Vou prender o senhor
Em uma manhã de outubro de 1987 eu estava iniciando o meu expediente no Departamento de Comunicação do Governo de Rondônia, quando o fotógrafo Rosinaldo Machado chegou esbaforido.
- Zé! Zé! Vem comigo. O Exército e a Marinha estão tirando os garimpeiros do rio Madeira. Já tem um monte de garimpeiros presos e as balsas estão sendo rebocadas para a margem.
O meu espírito de repórter me fez acompanhar o Machado até o local da operação. A concentração dos soldados era onde os carros atravessavam o rio Madeira por uma balsa. Havia centenas de militares fardados com uniforme de campanha, armados com fuzis FAL, e eu me dirigi a eles.
Identifiquei o comandante da operação, general de Brigada João Saraiva de Castro, e fui conversar com ele. Depois fiquei por ali tentando falar com um dos detidos. Um jovem tenente, muito imbuído de suas funções de combatente, ameaçou-me duas vezes de prisão, caso eu insistisse em entrevistar os presos.
Por uma questão de preservação da minha ‘integridade física’, chamei o Machado e resolvi ir embora. Mais tarde recebi uma ligação de um repórter do jornal Estado S. Paulo e passei as informações sobre a operação do Exército. A nota saiu no jornalão na edição de 20 de outubro de 1987.
O enforcado
Atravez de um amigo comum, fiquei conhecendo um casal de irmãos que estava investindo no garimpo da Serra “Sem Calças” (uma paródia ao garimpo da Serra Pelada, no Pará), no município de Jaru. Ela ia a Manaus comprar o “azougue”, metal que cientificamente chama-se mercúrio, para revender aos garimpeiros.
Abrem-se parênteses. Para quem não está a par das atividades garimpeiras, o mercúrio é usado para purificar o ouro. Os garimpeiros misturam esse metal às fagulhas (pedacinhos de ouro), queimam o amálgama com um maçarico, fazendo com que o mercúrio evapore e só fique o ouro propriamente dito. Os vapores e os resíduos do mercúrio são prejudiciais à saúde do homem. Parênteses fechados.
Voltando à história. Já o irmão era “orêia seca” no garimpo. Trabalhava como carregador – morro acima – de vasilhames contendo óleo diesel, da entrada da mina até onde ficava o maquinário do patrão dele. O cara se revezava com um colega e ambos dormiam em uma barraca bem precária: uma lona suspensa por cordas, em colchonetes colocados sobre estrados de varas.
Em uma manhã, na subida da ladeira carregando a sua carga, o sujeito viu o colega dele encostado à uma árvore, o cumprimentou com um aceno de cabeça, estranhando que ele não estivesse na barraca dormindo, pois tinha trabalhado a noite toda.

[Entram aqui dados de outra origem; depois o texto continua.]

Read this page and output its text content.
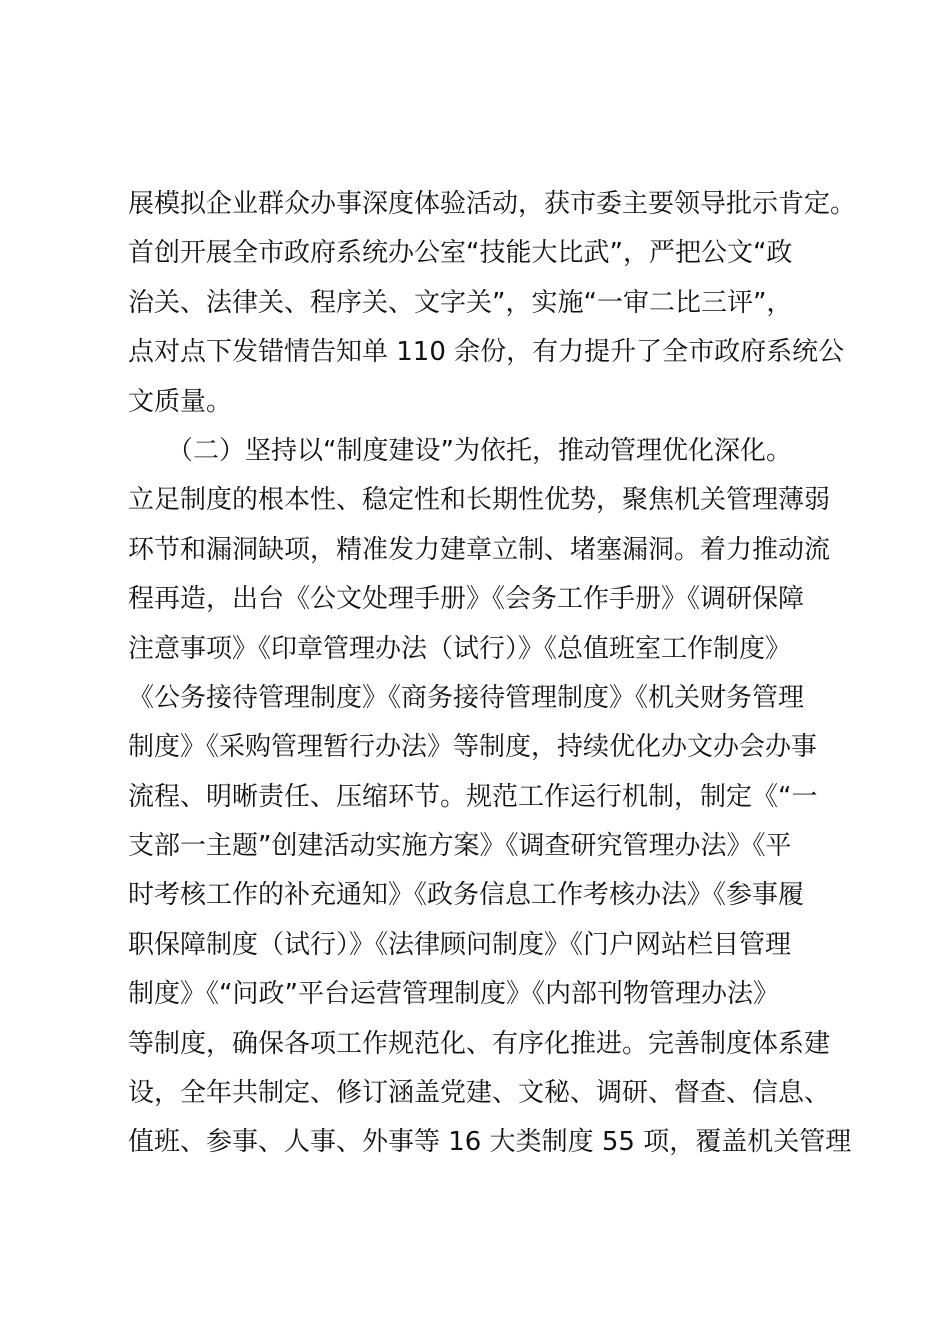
展模拟企业群众办事深度体验活动，获市委主要领导批示肯定。
首创开展全市政府系统办公室“技能大比武”，严把公文“政
治关、法律关、程序关、文字关”，实施“一审二比三评”，
点对点下发错情告知单 110 余份，有力提升了全市政府系统公
文质量。
　　（二）坚持以“制度建设”为依托，推动管理优化深化。
立足制度的根本性、稳定性和长期性优势，聚焦机关管理薄弱
环节和漏洞缺项，精准发力建章立制、堵塞漏洞。着力推动流
程再造，出台《公文处理手册》《会务工作手册》《调研保障
注意事项》《印章管理办法（试行）》《总值班室工作制度》
《公务接待管理制度》《商务接待管理制度》《机关财务管理
制度》《采购管理暂行办法》等制度，持续优化办文办会办事
流程、明晰责任、压缩环节。规范工作运行机制，制定《“一
支部一主题”创建活动实施方案》《调查研究管理办法》《平
时考核工作的补充通知》《政务信息工作考核办法》《参事履
职保障制度（试行）》《法律顾问制度》《门户网站栏目管理
制度》《“问政”平台运营管理制度》《内部刊物管理办法》
等制度，确保各项工作规范化、有序化推进。完善制度体系建
设，全年共制定、修订涵盖党建、文秘、调研、督查、信息、
值班、参事、人事、外事等 16 大类制度 55 项，覆盖机关管理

Ele foi até o local onde deixava o combustível e retornou para buscar nova carga. O parceiro dele estava no mesmo lugar. Se aproximou para perguntar se estava tudo bem e, só ao se aproximar, viu que o homem estava pendurado em uma corda pelo pescoço.
Seguindo a “lei do garimpo”, fingiu que estava tudo normal e continuou trabalhando normalmente.
O garimpo continua a ser praticado no rio Madeira com as autoridades ora autorizando, ora proibindo. A dúvida que tenho há muito tempo é se o garimpo é real ou uma grande lavanderia de dinheiro adquirido em “você-sabe-o-quê”.